We’re operating distributed microservice ecosystems on top of a deep stack of frameworks, abstractions and runtimes that are all running on other people’s servers (aka “the cloud”). The days of naming servers after Greek gods and sshing into a box to run tail and top are long gone for most of us.

The move to these modern architectures is for good reason. Engineering organizations are under constant pressure to deliver more value, in less time, at a faster and faster pace.

Towering monoliths and artisanally handcrafted server configurations simply can’t compete with the scalability and flexibility of small, independently deployable services, managed by a multitude of teams, and running on top of elastically scaling infrastructure.

However, this shift has come at a cost.

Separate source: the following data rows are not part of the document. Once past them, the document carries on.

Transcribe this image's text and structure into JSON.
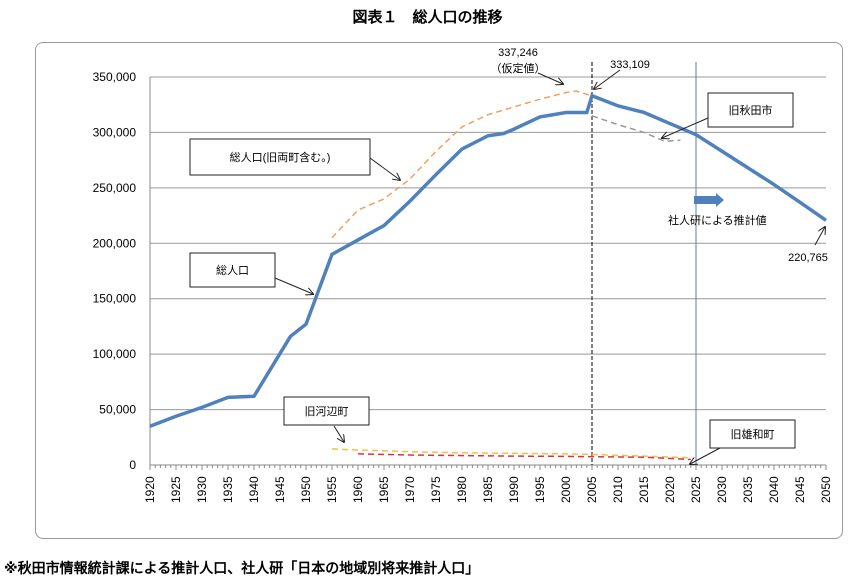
{
  "chart_data": {
    "type": "line",
    "title": "図表１　総人口の推移",
    "xlabel": "",
    "ylabel": "",
    "xlim": [
      1920,
      2050
    ],
    "ylim": [
      0,
      350000
    ],
    "x_ticks": [
      1920,
      1925,
      1930,
      1935,
      1940,
      1945,
      1950,
      1955,
      1960,
      1965,
      1970,
      1975,
      1980,
      1985,
      1990,
      1995,
      2000,
      2005,
      2010,
      2015,
      2020,
      2025,
      2030,
      2035,
      2040,
      2045,
      2050
    ],
    "y_ticks": [
      "0",
      "50,000",
      "100,000",
      "150,000",
      "200,000",
      "250,000",
      "300,000",
      "350,000"
    ],
    "y_tick_values": [
      0,
      50000,
      100000,
      150000,
      200000,
      250000,
      300000,
      350000
    ],
    "grid": "horizontal",
    "series": [
      {
        "name": "総人口",
        "style": "solid",
        "color": "#4f81bd",
        "x": [
          1920,
          1925,
          1930,
          1935,
          1940,
          1947,
          1950,
          1955,
          1960,
          1965,
          1970,
          1975,
          1980,
          1985,
          1988,
          1990,
          1995,
          2000,
          2004,
          2005,
          2010,
          2015,
          2020,
          2025,
          2030,
          2035,
          2040,
          2045,
          2050
        ],
        "values": [
          35000,
          44000,
          52000,
          61000,
          62000,
          116000,
          127000,
          190000,
          203000,
          216000,
          238000,
          262000,
          285000,
          297000,
          299000,
          303000,
          314000,
          318000,
          318000,
          333109,
          324000,
          318000,
          308000,
          298000,
          283000,
          268000,
          253000,
          237000,
          220765
        ]
      },
      {
        "name": "総人口(旧両町含む。)",
        "style": "dashed",
        "color": "#f0a060",
        "x": [
          1955,
          1960,
          1965,
          1970,
          1975,
          1980,
          1985,
          1990,
          1995,
          2000,
          2002,
          2005
        ],
        "values": [
          205000,
          230000,
          240000,
          258000,
          283000,
          305000,
          316000,
          323000,
          330000,
          336000,
          337246,
          333000
        ]
      },
      {
        "name": "旧秋田市",
        "style": "dashed",
        "color": "#999999",
        "x": [
          2005,
          2010,
          2015,
          2019,
          2022
        ],
        "values": [
          315000,
          307000,
          300000,
          292000,
          293000
        ]
      },
      {
        "name": "旧河辺町",
        "style": "dashed",
        "color": "#f5c040",
        "x": [
          1955,
          1960,
          1970,
          1980,
          1990,
          2000,
          2005,
          2015,
          2024
        ],
        "values": [
          14500,
          13500,
          12000,
          11000,
          10500,
          10000,
          9500,
          8000,
          6500
        ]
      },
      {
        "name": "旧雄和町",
        "style": "dashed",
        "color": "#e03040",
        "x": [
          1960,
          1970,
          1980,
          1990,
          2000,
          2005,
          2015,
          2024
        ],
        "values": [
          10000,
          9000,
          8500,
          8000,
          7800,
          7500,
          7000,
          5000
        ]
      }
    ],
    "vlines": [
      {
        "x": 2005,
        "style": "dashed",
        "color": "#000000"
      },
      {
        "x": 2025,
        "style": "solid",
        "color": "#5a7fa8"
      }
    ],
    "annotations": {
      "peak_value": "337,246",
      "peak_note": "（仮定値）",
      "v2005": "333,109",
      "v2050": "220,765",
      "box_total_incl": "総人口(旧両町含む。)",
      "box_total": "総人口",
      "box_akita": "旧秋田市",
      "box_kawabe": "旧河辺町",
      "box_yuwa": "旧雄和町",
      "projection": "社人研による推計値"
    }
  },
  "footnote": "※秋田市情報統計課による推計人口、社人研「日本の地域別将来推計人口」"
}
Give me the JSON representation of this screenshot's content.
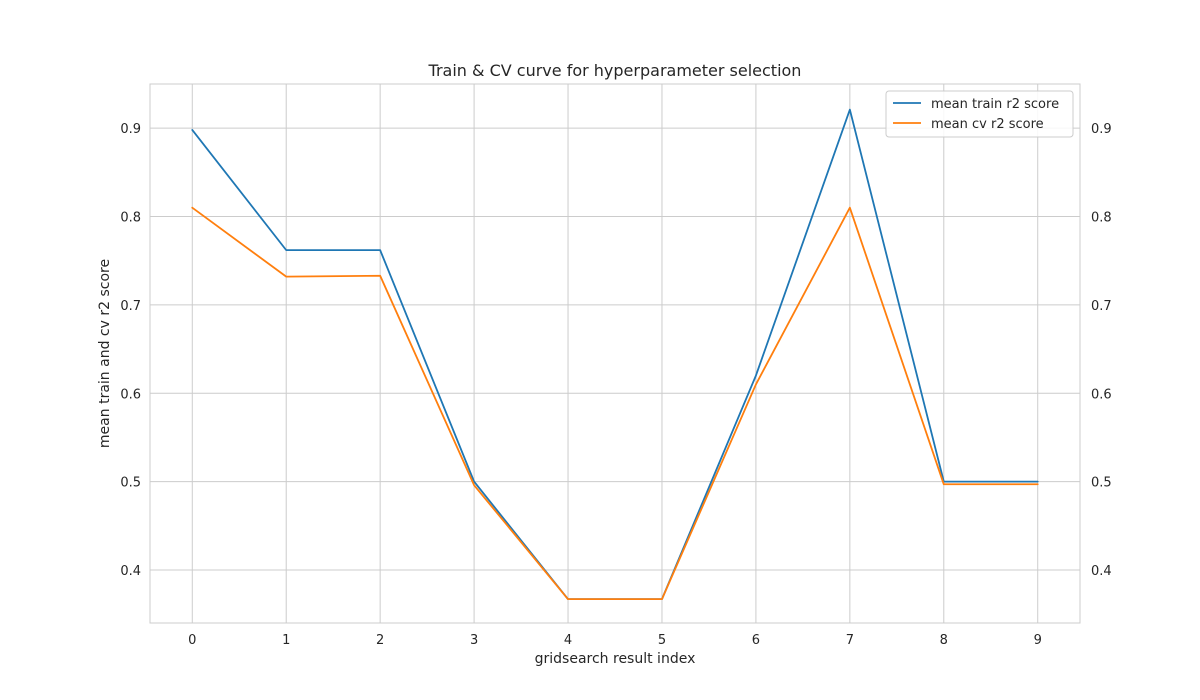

Our systems moved from the realm of the complicated into the realm of the complex; and with that shift, we have discovered that traditional approaches to understanding and troubleshooting production environments simply will not work in this new world. [..] In the past, we could understand our complicated systems by troubleshooting based on experience and known unknowns: What’s the CPU load, how many successful logins have we had in the last hour, what’s the average latency of each API endpoint?

We primarily relied on pre-configured dashboards that could answer those standard questions. Maybe sometimes we dug a bit deeper, with logs or some additional ad hoc queries, but the primary tools for understanding the behavior of our system was oriented toward fixed, aggregate analysis.

Today, tooling that only provides a pre-formed, aggregated view is no longer sufficient. Understanding complex systems requires probing them in exploratory and open-ended ways, formulating a series of ad-hoc and very specific questions about system behavior, looking at the results from various dimensions, and then formulating new questions — all within a tight feedback loop.

This need for ad hoc exploration and dissection has led to the rise of a new class of tools: observability. Observability allows us to probe deep into our systems to understand behavior, down to the level of individual requests between services.

It lets you roll up those individual behaviors into aggregate trends across arbitrary dimensions or break down those trends at any resolution, down to a single customer ID. Observability tools provide the capabilities necessary to move through multiple turns of an OODA loop extremely rapidly, building understanding as we go.